Today I finally got to introduce one of my favourite characters (at ~45K words). I rather like the way I introduce him (wrote this pretty much just now), although it definitely needs a lot of work. In this, Emily and Adira are out shopping at the market. The tildy is a scene break.
[...] In near-silence, the pair went through the shopping list uneventfully.
With one item to get, something happened.
Emily misjudged the distance between herself and someone else and nearly knocked the short, hurrying man off his feet. He turned, his face in almost complete shadow from his hat, which was tilted low over his forehead, partly in an attempt to recover his balance.
In the process, his gaze fell on Emily.
~
I hate crowds. Someone bumped against Neil for the second time that morning, and he glanced up, ready to let loose a verbal tirade against the disturber of his peace, then let it go out of sheer exhaustion. This day of all days I have no patience. He pulled his hat down lower over his face, hoping that no unlucky chance would make him meet anyone he’d once known. Something he had feared ever since…. He cut off the thought halfway.
Now he could barely see. Great. But still, it was better than the alternative. Head down low, Neil charged through the crowd, his small yet surprisingly solid frame ploughing through the people. Maybe I should go to a different market; this one’s getting horribly busy now.

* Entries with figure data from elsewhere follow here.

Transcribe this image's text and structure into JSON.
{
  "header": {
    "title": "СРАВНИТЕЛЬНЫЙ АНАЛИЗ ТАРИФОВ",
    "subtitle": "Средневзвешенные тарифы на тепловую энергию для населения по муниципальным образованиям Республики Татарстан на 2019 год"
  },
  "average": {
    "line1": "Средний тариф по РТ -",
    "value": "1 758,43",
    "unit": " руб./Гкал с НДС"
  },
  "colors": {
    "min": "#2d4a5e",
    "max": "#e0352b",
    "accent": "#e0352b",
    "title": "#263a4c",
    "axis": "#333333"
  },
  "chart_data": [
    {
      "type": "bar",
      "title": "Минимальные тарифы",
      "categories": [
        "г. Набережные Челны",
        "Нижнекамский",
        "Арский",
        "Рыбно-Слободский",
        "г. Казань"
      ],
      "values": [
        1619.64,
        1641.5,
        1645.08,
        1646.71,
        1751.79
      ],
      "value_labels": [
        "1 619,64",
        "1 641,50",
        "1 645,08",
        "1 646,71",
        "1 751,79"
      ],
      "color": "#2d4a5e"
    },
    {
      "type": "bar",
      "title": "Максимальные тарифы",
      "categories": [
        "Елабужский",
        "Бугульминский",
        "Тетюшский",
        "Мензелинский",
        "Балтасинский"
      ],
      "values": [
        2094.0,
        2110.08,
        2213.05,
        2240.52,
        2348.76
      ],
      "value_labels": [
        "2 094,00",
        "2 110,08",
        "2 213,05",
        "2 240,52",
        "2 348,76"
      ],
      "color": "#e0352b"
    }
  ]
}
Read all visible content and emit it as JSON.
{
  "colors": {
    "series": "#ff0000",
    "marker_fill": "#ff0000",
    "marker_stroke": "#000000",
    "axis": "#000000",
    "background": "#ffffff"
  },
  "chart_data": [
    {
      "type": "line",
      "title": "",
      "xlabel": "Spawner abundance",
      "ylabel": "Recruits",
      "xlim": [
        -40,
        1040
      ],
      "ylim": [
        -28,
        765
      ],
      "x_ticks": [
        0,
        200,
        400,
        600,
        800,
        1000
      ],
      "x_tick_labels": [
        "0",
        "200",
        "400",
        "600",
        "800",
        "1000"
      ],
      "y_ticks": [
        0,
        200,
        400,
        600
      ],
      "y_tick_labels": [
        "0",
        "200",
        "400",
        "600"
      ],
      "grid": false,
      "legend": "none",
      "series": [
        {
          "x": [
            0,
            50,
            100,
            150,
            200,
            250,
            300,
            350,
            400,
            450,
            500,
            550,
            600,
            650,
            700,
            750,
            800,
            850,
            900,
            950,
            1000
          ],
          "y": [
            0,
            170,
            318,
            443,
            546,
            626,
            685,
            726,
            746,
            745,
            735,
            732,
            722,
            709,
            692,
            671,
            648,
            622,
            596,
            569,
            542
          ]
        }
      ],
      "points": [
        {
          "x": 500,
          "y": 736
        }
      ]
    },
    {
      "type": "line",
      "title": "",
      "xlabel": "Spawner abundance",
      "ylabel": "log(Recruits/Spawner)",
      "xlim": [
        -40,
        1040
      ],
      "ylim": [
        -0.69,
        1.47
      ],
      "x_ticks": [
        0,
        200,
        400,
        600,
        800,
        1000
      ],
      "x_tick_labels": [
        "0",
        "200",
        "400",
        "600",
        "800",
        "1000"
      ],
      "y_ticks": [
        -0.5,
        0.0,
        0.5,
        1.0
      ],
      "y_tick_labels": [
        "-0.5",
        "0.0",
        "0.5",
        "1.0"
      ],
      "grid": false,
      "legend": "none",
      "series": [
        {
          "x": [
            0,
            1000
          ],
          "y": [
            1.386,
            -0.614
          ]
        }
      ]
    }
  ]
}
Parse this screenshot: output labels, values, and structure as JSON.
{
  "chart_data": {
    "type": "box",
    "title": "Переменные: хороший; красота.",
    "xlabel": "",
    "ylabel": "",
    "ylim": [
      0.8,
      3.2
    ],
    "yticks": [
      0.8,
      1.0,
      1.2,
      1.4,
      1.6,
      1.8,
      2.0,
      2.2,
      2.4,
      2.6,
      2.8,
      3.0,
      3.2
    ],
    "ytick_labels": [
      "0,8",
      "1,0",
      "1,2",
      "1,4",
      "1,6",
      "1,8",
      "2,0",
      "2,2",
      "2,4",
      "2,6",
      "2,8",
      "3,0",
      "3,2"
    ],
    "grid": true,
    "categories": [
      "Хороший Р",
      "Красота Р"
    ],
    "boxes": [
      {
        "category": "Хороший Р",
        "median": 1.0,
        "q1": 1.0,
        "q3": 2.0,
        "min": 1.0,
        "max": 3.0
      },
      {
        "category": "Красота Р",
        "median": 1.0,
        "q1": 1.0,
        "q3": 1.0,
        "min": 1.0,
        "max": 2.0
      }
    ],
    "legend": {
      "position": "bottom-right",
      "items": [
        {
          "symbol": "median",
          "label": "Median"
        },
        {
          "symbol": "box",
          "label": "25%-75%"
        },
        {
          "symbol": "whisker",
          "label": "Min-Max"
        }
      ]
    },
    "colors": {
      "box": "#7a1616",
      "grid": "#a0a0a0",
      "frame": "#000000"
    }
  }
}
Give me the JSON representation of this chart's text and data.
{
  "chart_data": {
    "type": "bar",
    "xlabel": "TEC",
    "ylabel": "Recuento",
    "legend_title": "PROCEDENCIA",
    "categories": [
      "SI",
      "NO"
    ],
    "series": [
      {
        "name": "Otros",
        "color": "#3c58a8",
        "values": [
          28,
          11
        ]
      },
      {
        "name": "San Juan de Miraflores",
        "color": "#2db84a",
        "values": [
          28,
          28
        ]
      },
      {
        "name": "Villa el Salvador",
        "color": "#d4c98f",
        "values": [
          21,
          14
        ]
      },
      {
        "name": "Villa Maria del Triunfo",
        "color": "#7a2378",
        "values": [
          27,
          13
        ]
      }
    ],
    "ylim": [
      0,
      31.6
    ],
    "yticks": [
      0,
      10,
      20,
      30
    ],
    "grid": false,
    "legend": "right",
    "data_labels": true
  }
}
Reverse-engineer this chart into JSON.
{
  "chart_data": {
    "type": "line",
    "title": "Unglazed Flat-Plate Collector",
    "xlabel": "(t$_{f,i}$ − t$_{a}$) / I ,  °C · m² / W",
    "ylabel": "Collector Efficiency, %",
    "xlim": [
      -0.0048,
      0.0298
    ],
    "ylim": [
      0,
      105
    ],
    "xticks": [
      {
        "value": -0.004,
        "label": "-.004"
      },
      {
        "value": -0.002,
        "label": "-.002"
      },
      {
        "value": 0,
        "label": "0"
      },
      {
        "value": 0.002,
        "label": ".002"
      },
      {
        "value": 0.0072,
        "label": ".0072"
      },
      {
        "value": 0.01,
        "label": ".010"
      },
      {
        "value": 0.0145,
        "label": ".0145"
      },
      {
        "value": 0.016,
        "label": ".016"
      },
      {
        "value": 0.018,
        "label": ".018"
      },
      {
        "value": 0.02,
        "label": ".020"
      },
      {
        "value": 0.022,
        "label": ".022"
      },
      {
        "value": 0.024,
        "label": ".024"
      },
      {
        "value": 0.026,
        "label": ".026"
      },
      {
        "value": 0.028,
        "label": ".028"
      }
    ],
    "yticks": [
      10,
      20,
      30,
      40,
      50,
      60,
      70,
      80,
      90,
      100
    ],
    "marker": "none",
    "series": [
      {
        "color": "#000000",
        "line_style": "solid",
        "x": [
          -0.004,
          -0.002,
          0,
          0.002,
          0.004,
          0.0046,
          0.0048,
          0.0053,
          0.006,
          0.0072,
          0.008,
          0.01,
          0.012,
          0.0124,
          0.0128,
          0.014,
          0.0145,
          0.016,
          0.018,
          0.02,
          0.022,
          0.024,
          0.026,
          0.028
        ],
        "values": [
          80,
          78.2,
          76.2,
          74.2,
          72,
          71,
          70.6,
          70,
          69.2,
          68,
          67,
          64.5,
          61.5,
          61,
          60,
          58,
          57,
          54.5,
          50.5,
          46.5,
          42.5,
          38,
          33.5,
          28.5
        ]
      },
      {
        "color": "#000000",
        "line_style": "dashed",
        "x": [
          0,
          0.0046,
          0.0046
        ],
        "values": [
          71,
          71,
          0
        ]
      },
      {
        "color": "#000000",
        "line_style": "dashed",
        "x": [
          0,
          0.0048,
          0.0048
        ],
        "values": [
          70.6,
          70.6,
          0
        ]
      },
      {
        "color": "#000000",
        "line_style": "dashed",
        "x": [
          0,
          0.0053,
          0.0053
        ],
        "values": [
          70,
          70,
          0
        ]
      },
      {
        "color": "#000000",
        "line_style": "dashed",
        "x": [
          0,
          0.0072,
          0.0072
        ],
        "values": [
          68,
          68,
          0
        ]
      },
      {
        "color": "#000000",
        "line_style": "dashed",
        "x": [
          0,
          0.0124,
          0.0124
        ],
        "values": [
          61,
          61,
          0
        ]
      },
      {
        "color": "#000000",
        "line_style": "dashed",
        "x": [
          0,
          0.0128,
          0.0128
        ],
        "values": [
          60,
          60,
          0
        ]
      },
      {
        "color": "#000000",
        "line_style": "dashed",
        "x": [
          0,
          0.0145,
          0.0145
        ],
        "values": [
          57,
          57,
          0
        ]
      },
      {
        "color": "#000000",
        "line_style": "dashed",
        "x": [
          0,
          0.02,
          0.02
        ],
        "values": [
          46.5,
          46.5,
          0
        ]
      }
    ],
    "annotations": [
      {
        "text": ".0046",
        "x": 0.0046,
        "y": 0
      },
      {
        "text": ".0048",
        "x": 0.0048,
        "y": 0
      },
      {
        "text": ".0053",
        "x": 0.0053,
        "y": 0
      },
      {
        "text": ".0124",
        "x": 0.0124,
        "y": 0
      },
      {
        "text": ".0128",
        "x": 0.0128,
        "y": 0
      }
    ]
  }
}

The last item on his list was got, his small robotic shopping trolley running obediently behind him. It crossed his mind that the manufacturers must have had a sense of humour; no sane person would have constructed a shopping trolley with the ordinary structure, but adding on a head to give instructions to, and short legs to allow the device to run after its owner, instead of wheels or traction pads. He was faintly aware of surprised and sometimes annoyed glances as his trolley followed him. That make was from long ago, well, eleven years ago. No one had those any more.
Neil didn’t care. He just wanted to get his supplies for the month and get out again. Once more he inwardly cursed the deliverers and their determination that being out on an island, he could hardly expect them to deliver food and other necessities of life to him: he had to leave his home and go there. His lips turned down at the remembrance, and it was followed by a whole host of inconvenient memories.
This was definitely the wrong day to come: the eleventh anniversary of the day his life stopped.
Another person knocked into him as he charged towards the exit, with no other thought than to get out of the place. In stumbling to get his balance, Neil looked up through the shadow cast by his akubra and looked straight into a pair of eyes that he knew.